Asymptotics for High Dimension, Low Sample Size data and Analysis of Data on Manifolds
Sungkyu
Jung
Thursday, August 23, 2012 - 3:30pm

This talk consists of two research topics regarding modern non-standard data analytic situations. In particular, data under the High Dimension, Low Sample Size (HDLSS) situation and data lying on manifolds are analyzed. These situations are related to the statistical image and shape analysis. The first topic is an asymptotic study of the high dimensional covariance matrix. In particular, the behavior of eigenvalues and eigenvectors of the covariance matrix is analyzed, which is closely related to the method of Principal Component Analysis (PCA). The asymptotic behavior of the Principal Component (PC) directions, when the dimension tends to infinity with the sample size fixed, is investigated. We have found mathematical conditions which characterize the consistency and the strong inconsistency of the empirical PC direction vectors.
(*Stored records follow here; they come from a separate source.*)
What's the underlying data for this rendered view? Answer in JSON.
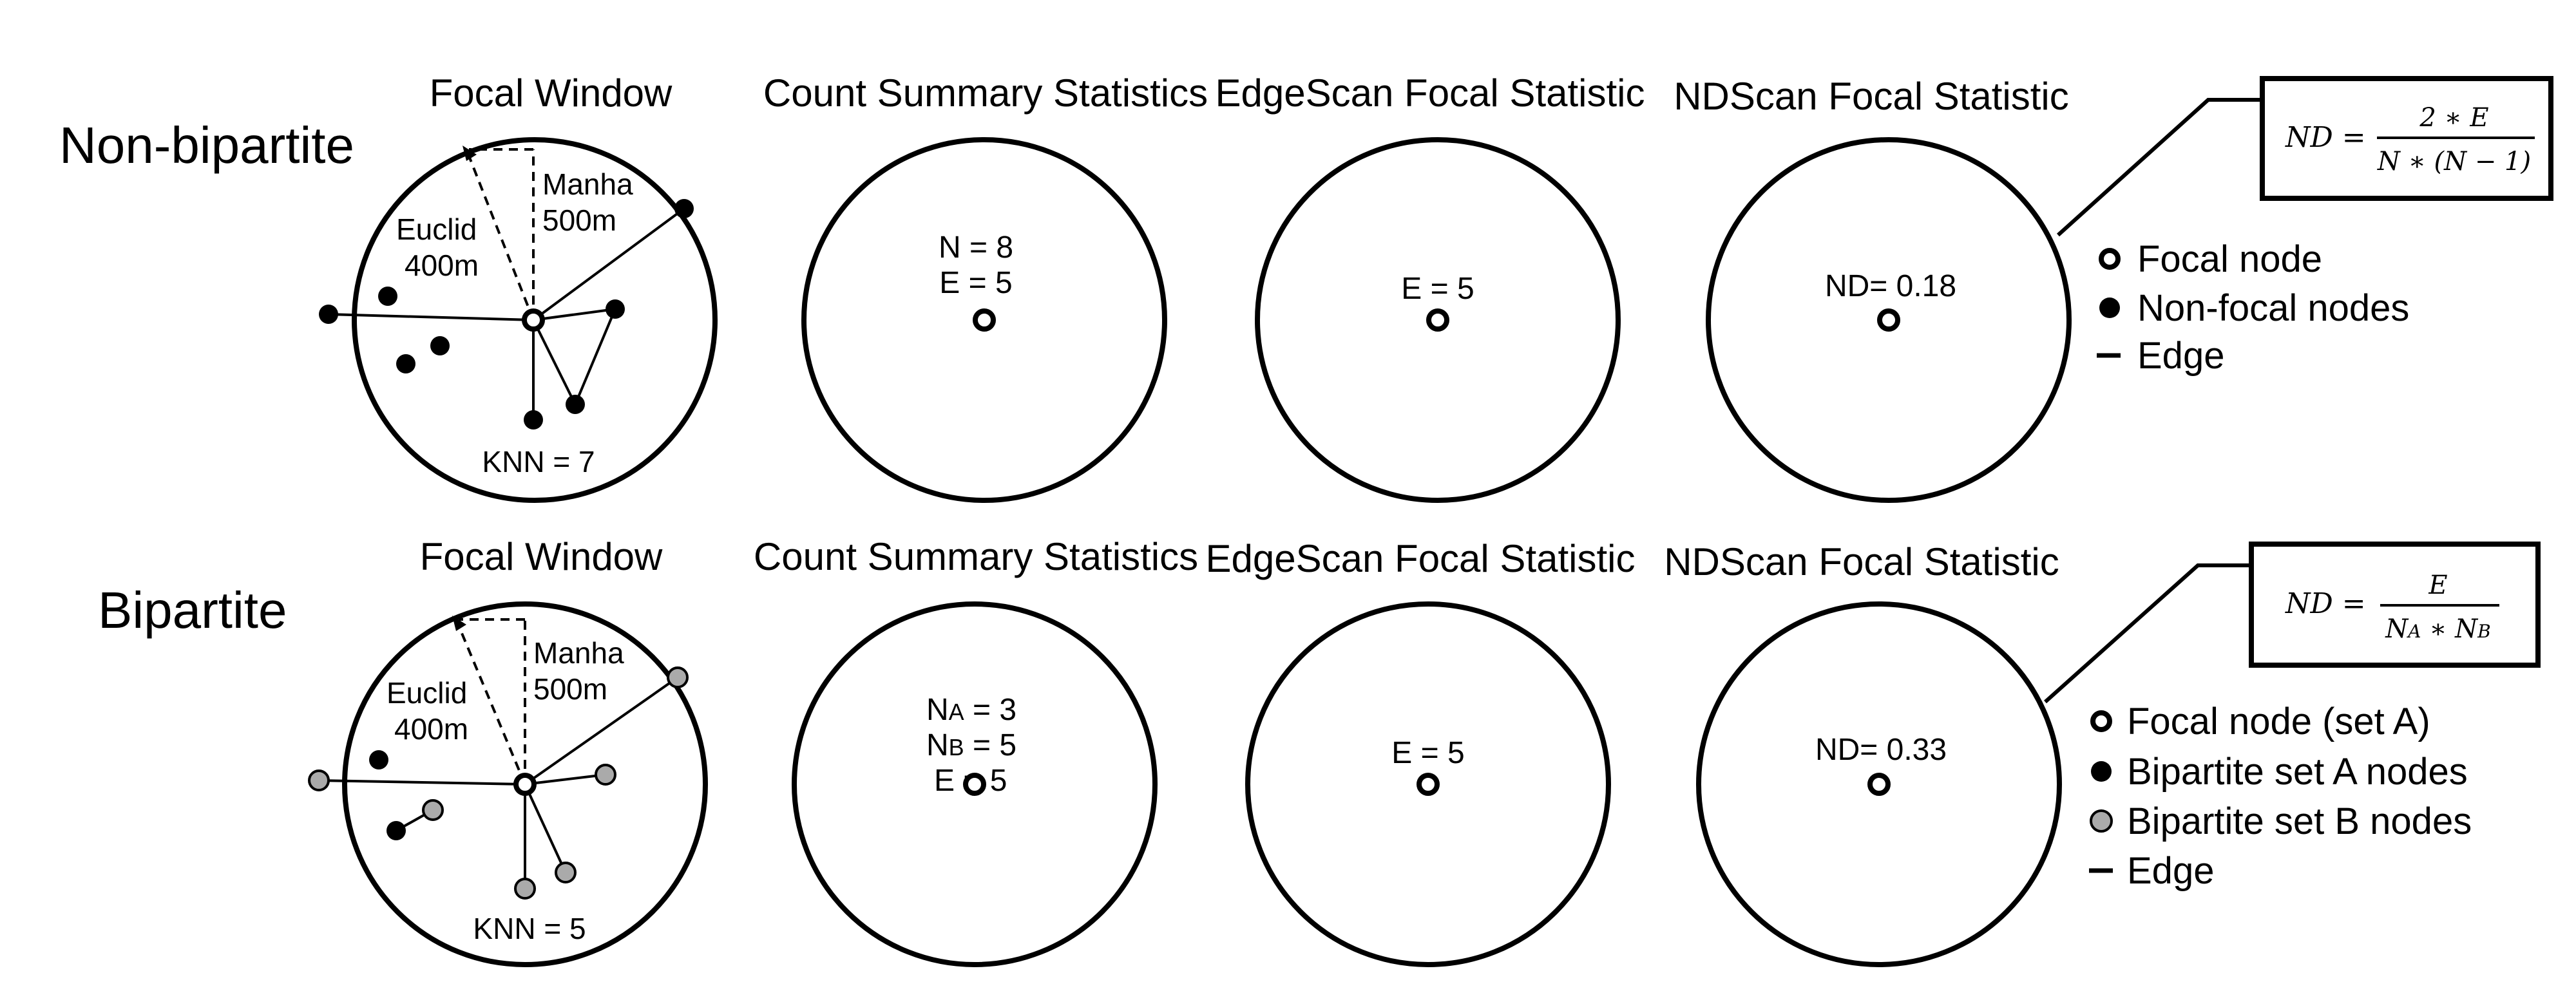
{
  "rows": {
    "nonbipartite": {
      "label": "Non-bipartite",
      "panel_titles": [
        "Focal Window",
        "Count Summary Statistics",
        "EdgeScan Focal Statistic",
        "NDScan Focal Statistic"
      ],
      "focal_window": {
        "manha": "Manha",
        "manha_dist": "500m",
        "euclid": "Euclid",
        "euclid_dist": "400m",
        "knn": "KNN = 7"
      },
      "count_lines": [
        "N = 8",
        "E = 5"
      ],
      "edgescan": "E = 5",
      "ndscan": "ND= 0.18",
      "formula": {
        "lhs": "ND =",
        "num": "2 ∗ E",
        "den": "N ∗ (N − 1)"
      },
      "legend": [
        "Focal node",
        "Non-focal nodes",
        "Edge"
      ]
    },
    "bipartite": {
      "label": "Bipartite",
      "panel_titles": [
        "Focal Window",
        "Count Summary Statistics",
        "EdgeScan Focal Statistic",
        "NDScan Focal Statistic"
      ],
      "focal_window": {
        "manha": "Manha",
        "manha_dist": "500m",
        "euclid": "Euclid",
        "euclid_dist": "400m",
        "knn": "KNN = 5"
      },
      "count_lines": [
        {
          "main": "N",
          "sub": "A",
          "rest": " = 3"
        },
        {
          "main": "N",
          "sub": "B",
          "rest": " = 5"
        },
        {
          "main": "E",
          "sub": "",
          "rest": " = 5"
        }
      ],
      "edgescan": "E = 5",
      "ndscan": "ND= 0.33",
      "formula": {
        "lhs": "ND =",
        "num": "E",
        "den_a": "N",
        "den_a_sub": "A",
        "den_op": " ∗ ",
        "den_b": "N",
        "den_b_sub": "B"
      },
      "legend": [
        "Focal node (set A)",
        "Bipartite set A nodes",
        "Bipartite set B nodes",
        "Edge"
      ]
    }
  }
}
Moreover, the conditions where the empirical PC direction vectors are neither consistent nor strongly inconsistent are revealed, and the limiting distributions of the angle formed by the empirical PC direction and the population counterpart are presented. These findings help to understand the use of PCA in the HDLSS context, which is justified when the conditions for the consistency occur. The second part concerns data analysis methods for data lying in curved manifolds that are the features from shapes or images. A common goal in statistical shape analysis is to understand variation of shapes. As a means of dimension reduction and visualization, there is a need to develop PCA-like methods for manifold data. We propose flexible extensions of PCA to manifold data: Principal Arc Analysis and Analysis of Principal Nested Spheres. The methods are implemented to two important types of manifolds. The sample space of the medial representation of shapes, frequently used in image analysis to parameterize the shape of human organs, naturally forms curved manifolds, which we characterize as direct product manifolds. Another type of manifolds we consider is the landmark-based shape space, proposed by Kendall. The proposed methods in the dissertation capture major variations along non-geodesic paths. The benefits of the methods are illustrated by several data examples from image and shape analysis.